Others at the forum said their problem is keeping the desktop clear of third-party devices that people bring to work, such as MP3 players or adding an EVOD card to the company-issued laptop so they can tap into a wireless network no matter where they are.

"It's really about user education," said Bob Blythe, World Wrestling Entertainment Inc.'s director of information technology. "If you talk with [users] one on one, they're usually pretty good about [clutter]." The WWE has about 500 seats.

Joanne Kossuth, chief information officer and associate vice president of development at Franklin W. Olin College of Engineering in Needham, Mass., has a fully converged network, which she helped design. The school is fairly young, with its first graduating class graduating this past spring.

Providing a network that allows faculty and students to collaborate with each other, as well as those in other universities, is a lot of work. The students and faculty demand a lot of openness in such a system, but the IT department must always think of the security issues involved and communicate those concerns well to staff and students.

Andrew Baker, Warner Music Group's director of network services and security, spends a lot of his time educating others in the company about the need for security.
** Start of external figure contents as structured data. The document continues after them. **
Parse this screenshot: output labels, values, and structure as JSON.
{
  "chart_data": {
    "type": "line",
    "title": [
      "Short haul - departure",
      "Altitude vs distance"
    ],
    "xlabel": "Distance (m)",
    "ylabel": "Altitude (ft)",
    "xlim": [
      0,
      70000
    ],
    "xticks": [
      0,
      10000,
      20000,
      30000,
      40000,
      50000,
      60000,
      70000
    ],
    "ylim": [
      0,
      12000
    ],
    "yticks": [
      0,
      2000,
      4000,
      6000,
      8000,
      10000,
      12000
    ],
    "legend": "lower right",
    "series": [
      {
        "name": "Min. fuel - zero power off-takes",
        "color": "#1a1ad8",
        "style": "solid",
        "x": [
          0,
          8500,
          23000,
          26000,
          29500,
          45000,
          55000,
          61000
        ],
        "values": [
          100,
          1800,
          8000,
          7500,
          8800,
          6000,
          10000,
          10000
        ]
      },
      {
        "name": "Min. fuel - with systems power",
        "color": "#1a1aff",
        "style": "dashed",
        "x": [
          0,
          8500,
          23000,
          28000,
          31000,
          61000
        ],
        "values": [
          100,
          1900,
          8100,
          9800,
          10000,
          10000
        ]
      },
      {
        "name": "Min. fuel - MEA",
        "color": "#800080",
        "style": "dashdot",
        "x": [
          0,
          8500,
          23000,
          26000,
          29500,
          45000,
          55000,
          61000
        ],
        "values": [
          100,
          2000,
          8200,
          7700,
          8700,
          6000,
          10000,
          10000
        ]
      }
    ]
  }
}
IT managers may be weighing several projects, so it's imperative that they understand its importance, he said.

In New Haven, Conn., Tom Keogh, The United Illuminating Co.'s information consultant, has his plate full with his usual compliance work. The utility is a publicly traded company but on cyber-security standards that are being imposed on public utilities. And there is an upcoming round of new computers and software, which Keogh said will not be Microsoft's Vista.

Perhaps the biggest challenge for all IT network security professionals is keeping their networks safe while providing employees with remote access through devices that help them remain productive.

"The days of locking down all the desktops, having no extended networks and no computers leaving the building are over," Pantas said. "You're never going to close all the risk. You just have to be realistic about the risks you take."